Steven Universe – It Could’ve Been Great Review
“The Diamonds are the gem matriarchs! Together they make up the Great Diamond Authority that governs Homeworld and all the outlying colonies! We live to serve them.”
Peridot has become an interesting case of cognitive dissonance as she tries reconcile her shifting feelings towards the Crystal Gems and life on Earth with her sense of subservience to and deification of the Diamond Authority. That duality is the subject at the heart of It Could’ve Been Great, and it is even reflected in the episode’s structure as roughly half of its runtime is spent on Earth while the second half is spent visiting a Gem outpost on the Moon. Peridot is still a newcomer to the Earth, and the alliance of convenience that has been formed between her and the Crystal Gems becomes strained as we learn more about the colonization process, and discover how devoted to her masters Peridot appears to be.

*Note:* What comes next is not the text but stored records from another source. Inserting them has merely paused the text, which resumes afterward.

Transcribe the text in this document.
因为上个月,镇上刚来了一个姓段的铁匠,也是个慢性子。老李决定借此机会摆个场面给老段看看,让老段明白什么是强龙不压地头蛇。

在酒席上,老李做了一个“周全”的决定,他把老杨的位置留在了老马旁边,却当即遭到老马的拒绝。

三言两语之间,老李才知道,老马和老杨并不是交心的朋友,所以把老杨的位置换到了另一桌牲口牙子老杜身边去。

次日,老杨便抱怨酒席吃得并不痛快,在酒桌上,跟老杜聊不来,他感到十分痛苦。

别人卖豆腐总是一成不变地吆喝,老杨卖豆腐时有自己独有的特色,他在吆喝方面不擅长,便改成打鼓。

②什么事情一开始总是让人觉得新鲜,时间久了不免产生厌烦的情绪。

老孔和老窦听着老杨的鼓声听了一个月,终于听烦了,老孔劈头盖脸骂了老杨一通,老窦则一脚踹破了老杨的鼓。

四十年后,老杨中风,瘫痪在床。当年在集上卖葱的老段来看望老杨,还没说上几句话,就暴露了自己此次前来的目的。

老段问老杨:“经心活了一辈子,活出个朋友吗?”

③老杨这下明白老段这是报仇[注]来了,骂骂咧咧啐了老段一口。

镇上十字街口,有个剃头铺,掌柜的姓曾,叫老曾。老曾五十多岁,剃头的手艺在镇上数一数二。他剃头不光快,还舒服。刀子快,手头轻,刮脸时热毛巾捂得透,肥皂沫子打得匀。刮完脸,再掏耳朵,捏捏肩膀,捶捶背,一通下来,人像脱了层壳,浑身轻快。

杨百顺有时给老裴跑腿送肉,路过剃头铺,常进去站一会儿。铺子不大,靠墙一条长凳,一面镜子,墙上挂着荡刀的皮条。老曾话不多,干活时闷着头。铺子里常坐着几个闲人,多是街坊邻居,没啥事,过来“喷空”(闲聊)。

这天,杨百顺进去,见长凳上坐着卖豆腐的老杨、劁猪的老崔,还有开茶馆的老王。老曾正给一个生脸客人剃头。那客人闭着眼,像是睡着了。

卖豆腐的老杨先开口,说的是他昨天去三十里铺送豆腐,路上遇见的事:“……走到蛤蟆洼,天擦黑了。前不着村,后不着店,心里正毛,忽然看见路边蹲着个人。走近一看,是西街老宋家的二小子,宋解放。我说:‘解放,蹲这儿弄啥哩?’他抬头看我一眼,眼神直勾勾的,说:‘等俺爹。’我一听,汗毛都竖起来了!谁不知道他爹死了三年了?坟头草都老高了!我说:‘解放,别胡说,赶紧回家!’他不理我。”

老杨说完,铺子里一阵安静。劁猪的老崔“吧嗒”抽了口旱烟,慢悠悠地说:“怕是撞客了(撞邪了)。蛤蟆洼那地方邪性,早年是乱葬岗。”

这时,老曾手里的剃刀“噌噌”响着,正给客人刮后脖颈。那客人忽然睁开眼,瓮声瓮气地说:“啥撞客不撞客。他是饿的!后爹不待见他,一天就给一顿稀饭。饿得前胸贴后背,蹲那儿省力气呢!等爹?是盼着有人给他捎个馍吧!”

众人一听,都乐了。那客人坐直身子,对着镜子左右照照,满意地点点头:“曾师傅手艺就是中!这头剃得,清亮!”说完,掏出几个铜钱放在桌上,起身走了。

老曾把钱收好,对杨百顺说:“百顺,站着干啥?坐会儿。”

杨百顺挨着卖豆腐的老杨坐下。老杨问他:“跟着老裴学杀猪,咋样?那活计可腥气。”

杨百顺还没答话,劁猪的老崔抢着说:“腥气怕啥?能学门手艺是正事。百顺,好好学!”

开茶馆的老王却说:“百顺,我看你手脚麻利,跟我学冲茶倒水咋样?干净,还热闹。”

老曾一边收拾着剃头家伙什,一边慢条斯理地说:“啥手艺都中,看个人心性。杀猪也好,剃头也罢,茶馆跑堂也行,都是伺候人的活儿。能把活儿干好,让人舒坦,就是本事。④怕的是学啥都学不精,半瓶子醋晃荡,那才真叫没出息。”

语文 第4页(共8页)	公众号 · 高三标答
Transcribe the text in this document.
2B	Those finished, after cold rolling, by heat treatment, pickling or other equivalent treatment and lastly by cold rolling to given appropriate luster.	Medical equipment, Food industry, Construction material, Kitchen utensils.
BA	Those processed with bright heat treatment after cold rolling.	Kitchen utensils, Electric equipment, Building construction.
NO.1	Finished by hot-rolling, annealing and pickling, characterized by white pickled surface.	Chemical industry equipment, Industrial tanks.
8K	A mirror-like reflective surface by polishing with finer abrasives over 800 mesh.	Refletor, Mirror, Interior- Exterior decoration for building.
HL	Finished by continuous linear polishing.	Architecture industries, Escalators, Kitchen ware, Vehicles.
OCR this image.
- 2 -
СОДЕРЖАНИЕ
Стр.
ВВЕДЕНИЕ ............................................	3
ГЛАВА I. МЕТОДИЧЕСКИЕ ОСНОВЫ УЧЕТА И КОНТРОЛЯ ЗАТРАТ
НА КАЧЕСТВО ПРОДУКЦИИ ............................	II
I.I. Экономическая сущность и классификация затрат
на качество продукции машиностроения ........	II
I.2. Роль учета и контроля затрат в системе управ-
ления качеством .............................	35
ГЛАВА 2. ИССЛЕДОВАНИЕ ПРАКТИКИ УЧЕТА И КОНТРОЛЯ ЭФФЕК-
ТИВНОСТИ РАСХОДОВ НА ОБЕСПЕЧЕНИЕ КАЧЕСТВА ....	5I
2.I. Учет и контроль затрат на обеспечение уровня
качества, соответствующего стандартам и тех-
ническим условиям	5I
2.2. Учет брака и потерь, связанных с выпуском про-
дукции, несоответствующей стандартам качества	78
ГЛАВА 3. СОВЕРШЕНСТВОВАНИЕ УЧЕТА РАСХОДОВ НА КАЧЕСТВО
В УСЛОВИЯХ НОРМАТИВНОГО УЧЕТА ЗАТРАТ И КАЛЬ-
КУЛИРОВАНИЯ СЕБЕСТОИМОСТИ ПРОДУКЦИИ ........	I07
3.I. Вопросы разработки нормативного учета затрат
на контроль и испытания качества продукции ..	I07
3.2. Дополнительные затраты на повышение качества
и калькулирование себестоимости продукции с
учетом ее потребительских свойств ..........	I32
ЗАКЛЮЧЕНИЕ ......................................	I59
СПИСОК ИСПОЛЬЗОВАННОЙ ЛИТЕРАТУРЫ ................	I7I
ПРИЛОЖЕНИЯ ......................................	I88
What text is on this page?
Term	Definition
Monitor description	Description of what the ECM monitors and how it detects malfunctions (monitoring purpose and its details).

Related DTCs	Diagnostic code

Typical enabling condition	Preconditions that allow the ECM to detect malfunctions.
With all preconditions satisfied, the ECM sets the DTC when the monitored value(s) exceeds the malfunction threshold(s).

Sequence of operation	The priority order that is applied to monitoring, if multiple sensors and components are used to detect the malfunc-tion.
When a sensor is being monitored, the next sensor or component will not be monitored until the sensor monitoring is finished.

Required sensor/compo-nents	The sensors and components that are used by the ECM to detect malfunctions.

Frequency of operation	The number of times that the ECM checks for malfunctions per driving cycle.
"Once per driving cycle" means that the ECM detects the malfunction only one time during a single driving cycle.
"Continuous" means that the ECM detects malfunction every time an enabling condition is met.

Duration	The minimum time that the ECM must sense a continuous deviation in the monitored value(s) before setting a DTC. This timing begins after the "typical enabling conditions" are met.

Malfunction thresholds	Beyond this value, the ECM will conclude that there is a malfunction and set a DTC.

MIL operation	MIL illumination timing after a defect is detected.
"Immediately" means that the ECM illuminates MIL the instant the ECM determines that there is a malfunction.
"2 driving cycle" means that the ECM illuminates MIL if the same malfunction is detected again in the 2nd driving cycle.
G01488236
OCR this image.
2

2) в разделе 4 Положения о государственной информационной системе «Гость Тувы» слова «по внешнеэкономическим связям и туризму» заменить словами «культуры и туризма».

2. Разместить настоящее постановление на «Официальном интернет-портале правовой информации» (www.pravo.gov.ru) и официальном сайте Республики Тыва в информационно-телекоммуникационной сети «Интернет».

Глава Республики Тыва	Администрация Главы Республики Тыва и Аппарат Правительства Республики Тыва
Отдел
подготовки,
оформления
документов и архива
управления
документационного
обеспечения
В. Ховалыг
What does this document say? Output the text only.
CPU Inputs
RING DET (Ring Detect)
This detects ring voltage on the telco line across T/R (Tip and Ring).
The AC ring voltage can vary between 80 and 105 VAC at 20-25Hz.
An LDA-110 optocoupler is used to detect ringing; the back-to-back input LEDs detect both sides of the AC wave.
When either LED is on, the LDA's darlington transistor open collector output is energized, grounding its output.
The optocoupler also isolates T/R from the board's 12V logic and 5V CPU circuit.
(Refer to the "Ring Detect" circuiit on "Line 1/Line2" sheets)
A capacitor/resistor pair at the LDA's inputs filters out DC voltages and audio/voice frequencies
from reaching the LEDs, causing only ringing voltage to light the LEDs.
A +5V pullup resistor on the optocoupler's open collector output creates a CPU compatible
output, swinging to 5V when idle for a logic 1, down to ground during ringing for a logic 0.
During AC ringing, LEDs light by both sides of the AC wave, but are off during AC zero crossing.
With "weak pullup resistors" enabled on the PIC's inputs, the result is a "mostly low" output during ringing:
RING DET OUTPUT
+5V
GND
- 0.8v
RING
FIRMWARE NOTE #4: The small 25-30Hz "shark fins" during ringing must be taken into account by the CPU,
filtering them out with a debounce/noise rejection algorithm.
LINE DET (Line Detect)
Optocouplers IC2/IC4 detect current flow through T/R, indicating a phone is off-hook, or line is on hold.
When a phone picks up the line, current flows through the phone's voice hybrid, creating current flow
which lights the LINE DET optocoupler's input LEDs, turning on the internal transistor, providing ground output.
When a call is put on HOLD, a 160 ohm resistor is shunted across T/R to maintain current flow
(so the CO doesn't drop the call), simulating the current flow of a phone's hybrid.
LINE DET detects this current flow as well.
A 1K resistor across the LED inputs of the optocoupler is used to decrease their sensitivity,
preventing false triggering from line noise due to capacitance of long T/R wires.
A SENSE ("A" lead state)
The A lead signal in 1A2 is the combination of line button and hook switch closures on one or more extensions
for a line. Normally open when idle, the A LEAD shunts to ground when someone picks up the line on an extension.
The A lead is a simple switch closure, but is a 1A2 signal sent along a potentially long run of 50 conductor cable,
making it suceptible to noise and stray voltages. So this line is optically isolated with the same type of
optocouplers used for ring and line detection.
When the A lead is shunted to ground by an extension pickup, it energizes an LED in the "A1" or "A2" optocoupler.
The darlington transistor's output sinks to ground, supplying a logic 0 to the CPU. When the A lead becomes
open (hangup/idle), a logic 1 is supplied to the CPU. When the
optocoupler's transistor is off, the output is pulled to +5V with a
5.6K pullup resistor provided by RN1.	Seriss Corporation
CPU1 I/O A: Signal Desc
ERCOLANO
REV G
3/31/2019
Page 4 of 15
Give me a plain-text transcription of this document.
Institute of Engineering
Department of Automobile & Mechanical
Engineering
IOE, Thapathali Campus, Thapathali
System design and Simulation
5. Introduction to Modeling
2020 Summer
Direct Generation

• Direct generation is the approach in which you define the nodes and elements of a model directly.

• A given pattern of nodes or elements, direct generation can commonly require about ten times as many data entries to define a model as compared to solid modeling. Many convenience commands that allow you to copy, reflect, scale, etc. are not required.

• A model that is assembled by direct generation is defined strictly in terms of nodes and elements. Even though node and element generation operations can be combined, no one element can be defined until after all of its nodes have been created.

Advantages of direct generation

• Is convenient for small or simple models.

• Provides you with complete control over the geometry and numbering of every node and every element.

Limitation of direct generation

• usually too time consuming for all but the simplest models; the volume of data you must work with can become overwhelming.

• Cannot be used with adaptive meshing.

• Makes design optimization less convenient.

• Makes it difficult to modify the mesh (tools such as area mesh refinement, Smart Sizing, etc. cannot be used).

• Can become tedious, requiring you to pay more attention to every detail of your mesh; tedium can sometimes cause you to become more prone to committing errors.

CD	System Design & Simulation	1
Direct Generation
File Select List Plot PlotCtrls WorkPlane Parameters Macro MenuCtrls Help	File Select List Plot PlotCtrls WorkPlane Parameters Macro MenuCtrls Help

The start of the episode might be amongst my favorite Peridot moments (The list of those has become quite long since Catch and Release) as Steven attempts to introduce Peridot to more of Earth’s beauty through music. The process of him explaining music to her goes by a bit quickly, but it has some nice comedic moments, and watching Peridot build off of Steven’s song “Peace and Love on the Planet Earth,” was a great moment for the character as she sings the final lines of the song along with the rest of the Gems. They complete the construction of the drill, but Peridot realizes that they still don’t have the exact coordinates for the location of the Cluster. Pearl suggest that they may be able to find the information on an abandoned Diamond outpost located on the Moon. There is no warp pad leading to the base, so they have to rely on Lion’s portal ability to get them there. The process leaves Lion exhausted, suggesting that there is a limit to the portal ability.
The styling of the base relies on the colors white, yellow, pink, and blue suggesting that there is probably a single Diamond for each. From practically the moment they arrive Peridot is in awe of the location, and quickly seeks out a mural of Yellow Diamond. The Gems are clearly concerned by Peridot’s excitement and even Steven seems slightly unnerved by her enthusiasm. Even after finding the information they came for, Peridot remains enthralled by what the Diamonds had planned for the Earth eventually leading to the titular line. It serves to highlight the key difference in how Peridot and the Gems perceive Homeworld’s involvement, and Garnet and Peridot nearly come to blows over it. Peridot takes a notable step over the line when she disparages the efforts of Rose Quartz, and claims that, rather than save the Earth, she merely delayed the inevitable. It is a wedge that quite clearly splits Peridot’s interests from those of the rest of the group, and as the episode comes to an end, Peridot’s allegiances remain as ambiguous as ever.
Before I wrap up a few Notes and Nitpicks:
- Okay, seriously, what was the room with the floating orb? When Steven asks about it, the Gems simply state that it isn’t what they came for, but it isn’t clear one way or another if they knew what it was. Either way, it feels significant, and it has me more than a little curious.
- The image of the projected plan for the colonized version of Earth fading away to reveal the real thing through the window was a nice visual touch.
- The detail about Gems’ bodies automatically shifting to match the gravity of any planetoid is a fun one. It would have been easy to write in something like gravity generators, but this feels like it expands the world just a little bit more. It clearly takes a bit more effort to animate, since Steven’s movements become different from everyone else’s, but it’s the kind of minor narrative flourish that I really appreciate.
It Could've Been Great more than lives up to its title. The expedition to the outpost on the Moon serves as a great opportunity for character building when it comes to both Peridot, as well as the Crystal Gems as a group.